Sobressai uma visão predominantemente acional, pragmática, utilitária e relacional da
língua, que se explora sob a forma de um processo faseado e espiralado, composto por “pre
tareas” e “tareas posibilitadoras”, cristalizadas a partir de três aspetos chave – gradação,
sequência e integração -, e orientadas em função de e em direção a “tareas finales”
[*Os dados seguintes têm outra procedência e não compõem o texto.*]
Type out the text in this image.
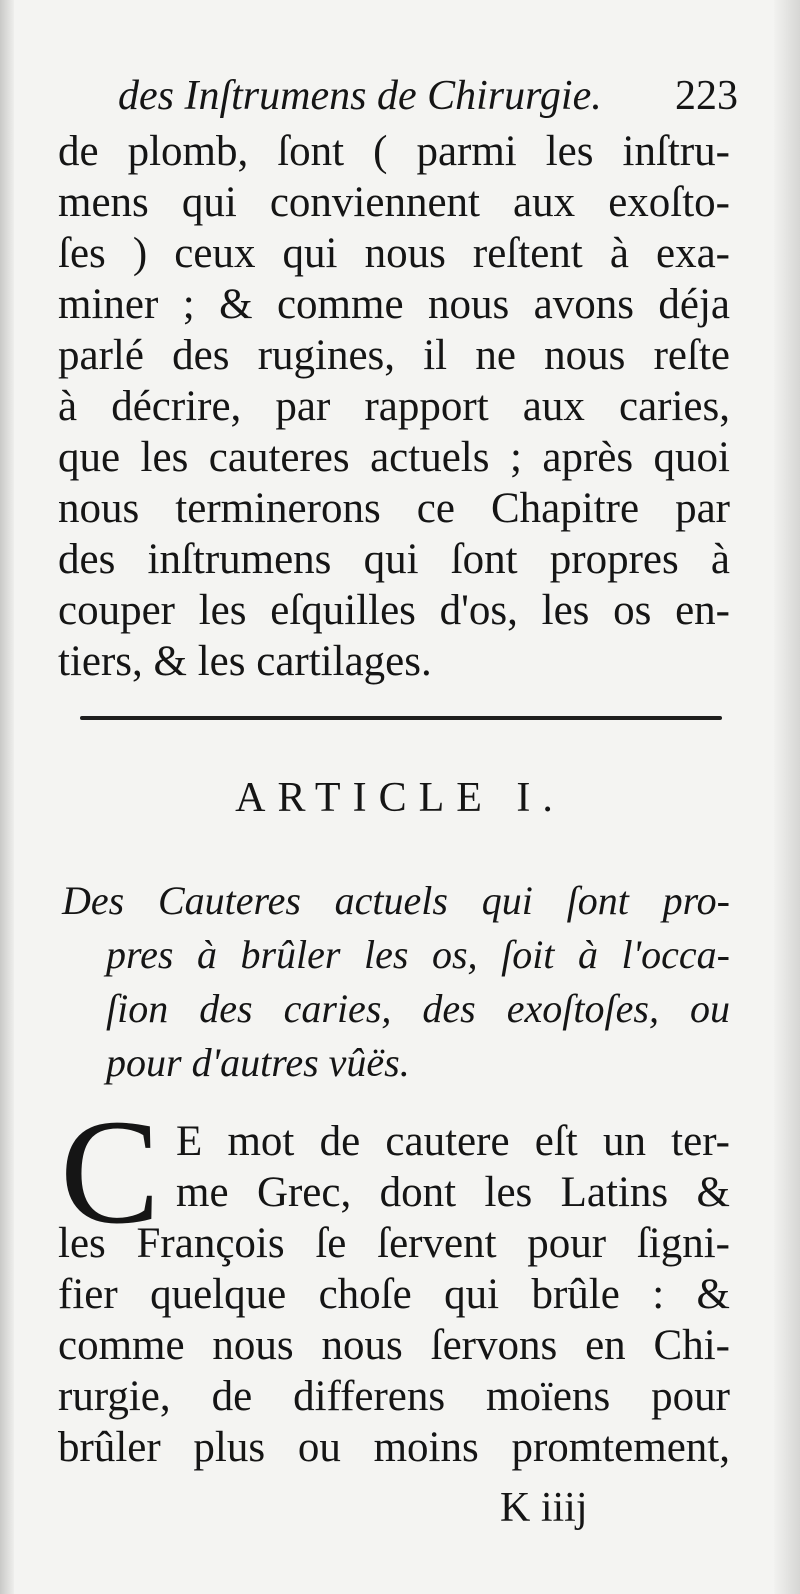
des Inſtrumens de Chirurgie. 223
de plomb, ſont ( parmi les inſtru-
mens qui conviennent aux exoſto-
ſes ) ceux qui nous reſtent à exa-
miner ; & comme nous avons déja
parlé des rugines, il ne nous reſte
à décrire, par rapport aux caries,
que les cauteres actuels ; après quoi
nous terminerons ce Chapitre par
des inſtrumens qui ſont propres à
couper les eſquilles d'os, les os en-
tiers, & les cartilages.
ARTICLE I.
Des Cauteres actuels qui ſont pro-
pres à brûler les os, ſoit à l'occa-
ſion des caries, des exoſtoſes, ou
pour d'autres vûës.
C E mot de cautere eſt un ter-
me Grec, dont les Latins &
les François ſe ſervent pour ſigni-
fier quelque choſe qui brûle : &
comme nous nous ſervons en Chi-
rurgie, de differens moïens pour
brûler plus ou moins promtement,
K iiij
comunicativas, de acordo com o princípio da aquisição gradual da competência comunicativa:
“comprehending, manipulating, producing or interacting in the target language” (Nunan, 1989,
p.10). Partindo da compreensão e da apreensão - trampolins possibilitadores e potenciadores da
produção, expressão e interação - “para que un aprendiz de L2 llegue a la producción de lengua,
primero tiene que haber recibido modelos y haber recibido tareas mediadoras que le faciliten la
producción” (Bordón, 2002, III, 3.3.,1), que fomentam a familiarização com os atos
comunicativos e a sucessiva descodificação/ incorporação de estratégias discursivas, os
discentes adquirem passo a passo competências psicolinguísticas, linguísticas, comunicativas e
estratégicas que traçam o seu percurso pedagógico e que o encaminham para a interação real,
espontânea e livre.
A nomenclatura terminológica, adotada por Long e Crookes, “Task Based Language
Teaching” configura efetivamente um sistema conceptual articulado e postula uma abordagem
dinâmica e centrípeta do currículo da língua, capaz de fundir os diferentes eixos do processo
educativo (objetivos, conteúdos, metodologia e avaliação) no intuito de desenvolver
realisticamente a competência comunicativa, que surge no entrecruzamento de um continuum
entre a dimensão formal e instrumental da língua. De facto, partindo de tarefas concretas,
definidas por Nunan como “unidades de trabajo en el aula que implique a los aprendices en la
comprensión, manipulación, producción o interacción en la L2 mientras su atención se halla
concentrada prioritariamente en el significado más que en la forma” (1989, p.10), os próprios
alunos “interagem” com a língua, desmontando a sua estrutura, que adquire significância na
medida em que “grammar exists to enable the language user to express different communicative
21
meanings” (Nunan, 2004, p.4), descodificando os seus significados e canalizando-a para os
processos de comunicação da vida real.
Desposando uma visão maioritariamente negocial, autónoma, instrumental, significativa
e interativa da aprendizagem, a conceção da língua derivada da ELMT ou TBLL oferece um
contexto ideal para o desenvolvimento das diferentes dimensões da competência comunicativa,
fomentando o trabalho coletivo e negociado “quién hace qué, con quién, sobre qué, con qué
recursos/ médios/ apoyos, cuándo, por cuánto tiempo, cómo y con qué objetivo pedagógico”
(Breen, 1987, p.25).
Envolver os discentes na planificação, concretização e avaliação de “communicative
task”, através do uso da língua-alvo, reforça o sentimento de “membership”, através da
promoção de diferentes atividades interativas interpares, de negociação dos objetivos, das
estratégias, dos meios e da avaliação, bem como de construção da própria aprendizagem da
língua de forma cooperativa. De facto, é fundamental que o aluno se sinta parte integrante de
um processo aberto, flexível e adaptável a diferentes situações comunicacionais. “Aprender a
aprender” interagindo com a própria língua e com os pares consiste na chave de ouro do
princípio da aprendizagem significativa: “The active involvement of the learner is therefore central
to the approach and a rubric that conveniently captures the active, experiential natura of the
process is “learning by doing”” (Nunan, 2004, p.12).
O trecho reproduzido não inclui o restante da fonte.